Brittany’s mouth forms an almost-smile, while her eyes brighten slightly eyes as well. “That’s definitely not my problem. If I decide to do something, I do it. I wouldn’t be where I am today if it weren’t for my determination. I own a chain of yogurt stores and am about to start franchising nationwide. Not bad for an abandoned orphan left by the side of the road.”

“Literally?” I ask, surprised. 

“I’m exaggerating about that side of the road bit, but my parents were a piece of work. They were both drug addicts and definitely didn’t know what to do with a baby. At some point they just left me. Social services got involved and I went from one foster home to another until I was 10 when one family finally kept me until I was 16. Then I got myself declared an emancipated minor and went off on my own. And the rest is history.”

“That’s an amazing story, Brittany. A really sad story, but you tell it with no feeling at all.”

“I’ve repeated it a million times.”

“But you still must have feelings about it. About your parents abandoning you, about your going from one home to another, about the family you lived with for six years.”

“They were good-enough people. The family I lived with for six years. But it was the same problem. They wanted something from me I couldn’t give them. They wanted me to love them, to be a part of their family, to remember birthdays and care about Christmas. I don’t have it in me.”

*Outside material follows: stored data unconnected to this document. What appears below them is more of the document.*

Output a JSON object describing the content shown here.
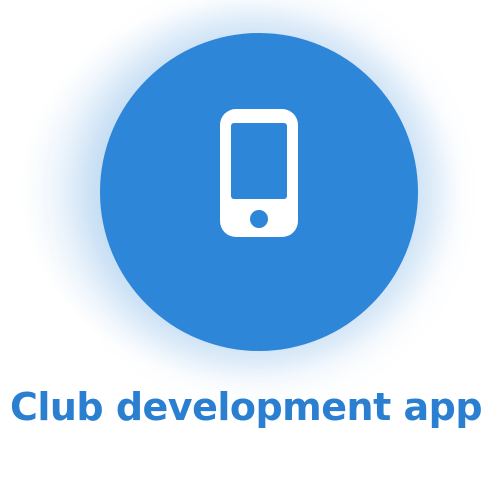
{
  "card": {
    "title": "Club development app",
    "icon": "smartphone-icon",
    "accent_color": "#2e86d8",
    "title_color": "#2a7fd0"
  }
}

The room feels heavy, steeped in despair, although I suspect I am the only one who feels it. Brittany is removed, protected by a suit of armor she constructed early on to shield her from repeated abandonment and neglect. How could she ever allow herself to care for another person who would likely, yet again, toss her aside? “Left on the side of the road.” That is her metaphor for her life. Brittany cannot allow herself to get any inkling of the scared, vulnerable, needy child who exists inside her. Instead, she prides herself on her truly amazing success, unaware of her underlying hunger for human connection. 

“How do you feel about not having it in you?” I ask.

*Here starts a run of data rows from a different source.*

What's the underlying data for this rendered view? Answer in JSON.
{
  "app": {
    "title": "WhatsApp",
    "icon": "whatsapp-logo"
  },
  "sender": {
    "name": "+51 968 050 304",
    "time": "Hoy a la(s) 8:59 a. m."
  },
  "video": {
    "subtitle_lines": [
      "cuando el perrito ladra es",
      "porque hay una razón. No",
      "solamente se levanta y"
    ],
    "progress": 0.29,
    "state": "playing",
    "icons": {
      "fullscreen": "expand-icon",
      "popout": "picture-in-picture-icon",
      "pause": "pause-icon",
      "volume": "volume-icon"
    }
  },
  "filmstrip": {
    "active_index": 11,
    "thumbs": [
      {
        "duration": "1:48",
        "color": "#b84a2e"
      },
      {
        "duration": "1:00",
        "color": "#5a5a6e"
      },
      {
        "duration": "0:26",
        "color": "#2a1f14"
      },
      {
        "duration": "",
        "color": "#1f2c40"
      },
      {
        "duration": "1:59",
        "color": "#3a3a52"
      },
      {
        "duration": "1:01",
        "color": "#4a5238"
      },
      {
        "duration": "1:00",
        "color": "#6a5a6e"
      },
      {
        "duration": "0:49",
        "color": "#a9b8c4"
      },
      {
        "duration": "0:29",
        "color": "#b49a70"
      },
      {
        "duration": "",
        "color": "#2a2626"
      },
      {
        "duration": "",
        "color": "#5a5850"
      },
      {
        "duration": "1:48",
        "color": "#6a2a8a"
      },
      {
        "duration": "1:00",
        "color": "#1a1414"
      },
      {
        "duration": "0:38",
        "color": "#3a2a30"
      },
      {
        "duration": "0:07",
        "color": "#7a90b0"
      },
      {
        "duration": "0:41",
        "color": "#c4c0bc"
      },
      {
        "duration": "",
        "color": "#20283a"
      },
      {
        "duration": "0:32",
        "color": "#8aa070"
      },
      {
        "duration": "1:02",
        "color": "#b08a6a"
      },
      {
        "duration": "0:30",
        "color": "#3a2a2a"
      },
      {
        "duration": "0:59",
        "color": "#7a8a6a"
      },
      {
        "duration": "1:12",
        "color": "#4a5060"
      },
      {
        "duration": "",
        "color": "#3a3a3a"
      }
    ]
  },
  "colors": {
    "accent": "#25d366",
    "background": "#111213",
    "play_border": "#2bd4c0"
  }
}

She shrugs. “I know there’s something missing in me. And when I look around and see people, I can tell that relationships add something to their lives. So I guess I’d like to find out what’s missing.”

“I suspect, Brittany, that it’s not so much that something is missing, but that you’ve buried your hurt, neglected childhood feelings deep inside you and that when a potentially close relationship threatens to expose those feelings, you feel you’re being emotionally tortured. Then you bury the feelings even deeper and run away. It’s as though you’re saying, ‘I don’t need anyone and no one can hurt me ever again.’”

“I get the wanting no one to hurt me again, but I don’t know about my being afraid of needing anyone. I don’t think I do need anyone. That’s the problem.” 

“Well, I guess that’s something we’ll find out as we go forward,” I say optimistically. In my mind I add, assuming I’m able to keep you in therapy.